The sports minister confirmed that:
“He represented his country at two Olympics, at the Commonwealth Games and at the Pan American Games. He was a double gold medalist at the 1966 Central American and Caribbean Games. We must note that Neville’s stellar contribution to sports continued long after his days on the track. He went on to coach and mentor several of Jamaica’s top athletes including Veronica Campbell Brown, Simone Facey and Shereefa Lloyd.
“But his depth and versatility also saw Neville successfully coaching schoolboy cricket and football in addition to track and field. Vere Technical High School, Tivoli Gardens High School and Old Harbour High School benefitted from his vast knowledge and direction as a coach. Managing the Jamalco Sports Club also formed part of his formidable contribution to sports.
From Old Harbour Bay in St. Catherine parish, he attended was noticed at Excelsior High School for his outstanding track ability.
Myton, a middle-distance runner, competed at the 1964 and 1968 Olympic Games for Jamaica. He was also a mentor for a number of Jamaica’s elite athletes most notably two-time Olympic Veronica Campbell-Brown, Simone Facey, Colin Bradford and Shereefa Lloyd.
Myton was a double gold medalist at the 1966 Central American and Caribbean Games in San Juan, Puerto Rico, taking the individual 800 meters title and also sharing in the team gold medals with the Jamaican 4×400 meters relay team.
He won a bronze medal in the 4×400 meter relay at the 1967 Pan American Games. He also won a gold medal in the 1500 meters at the British West Indies Championships in 1965, a year after winning the silver medal at the 1964 British West Indies Championships.
From Excelsior, Myton matriculated to Mesa Junior College where he helped his college win the National Junior College Athletic Association Championships twice. Myton attended San Jose State University where his teammates included American sprinters Tommy Smith and John Carlos, best known for their controversial black power salute at the 1968 Olympics. The three were part of the 1966 NCAA Championship winner's team.

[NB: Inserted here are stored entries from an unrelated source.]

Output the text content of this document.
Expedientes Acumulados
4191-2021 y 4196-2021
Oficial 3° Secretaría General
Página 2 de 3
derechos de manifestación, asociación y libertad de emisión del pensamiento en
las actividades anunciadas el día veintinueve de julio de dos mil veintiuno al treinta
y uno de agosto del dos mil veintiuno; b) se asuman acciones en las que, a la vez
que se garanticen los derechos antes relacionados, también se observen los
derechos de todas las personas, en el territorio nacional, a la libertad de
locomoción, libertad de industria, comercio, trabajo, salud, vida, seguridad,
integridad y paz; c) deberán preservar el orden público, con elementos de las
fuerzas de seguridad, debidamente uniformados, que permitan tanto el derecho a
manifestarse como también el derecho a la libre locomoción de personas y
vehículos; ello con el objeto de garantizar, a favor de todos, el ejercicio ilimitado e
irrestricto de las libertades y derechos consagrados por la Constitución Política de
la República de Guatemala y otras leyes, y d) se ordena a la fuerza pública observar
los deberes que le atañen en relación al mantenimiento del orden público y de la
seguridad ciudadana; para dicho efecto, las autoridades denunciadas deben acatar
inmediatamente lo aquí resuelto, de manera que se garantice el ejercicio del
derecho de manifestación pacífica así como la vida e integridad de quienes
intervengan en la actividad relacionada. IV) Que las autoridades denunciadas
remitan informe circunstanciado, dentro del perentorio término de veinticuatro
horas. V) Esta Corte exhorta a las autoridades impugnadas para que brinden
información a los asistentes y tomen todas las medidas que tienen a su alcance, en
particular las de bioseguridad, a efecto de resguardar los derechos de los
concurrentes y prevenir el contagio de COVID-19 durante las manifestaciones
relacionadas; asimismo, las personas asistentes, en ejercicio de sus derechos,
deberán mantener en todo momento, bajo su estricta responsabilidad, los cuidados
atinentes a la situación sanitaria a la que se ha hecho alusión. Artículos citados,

Myton graduated from San Jose State University in 1971 with two degrees — a BA in Social Science and a BA in Physical Education and returned to Jamaica where he became a coach at Vere Technical, Tivoli Comprehensive and Old Harbour High School.
Neville Myton was awarded the Order of Distinction, Jamaica’s sixth highest award, in 2006. He is survived by his wife, four children, four grandchildren, two stepsons, four brothers and two sisters. His wife of 30 years Paulette shared the news with local media in Florida where they resided.
Social media was flooded with condolences from his long-time friends and family members who remember him as a selfless man, exemplary leader and caring family man.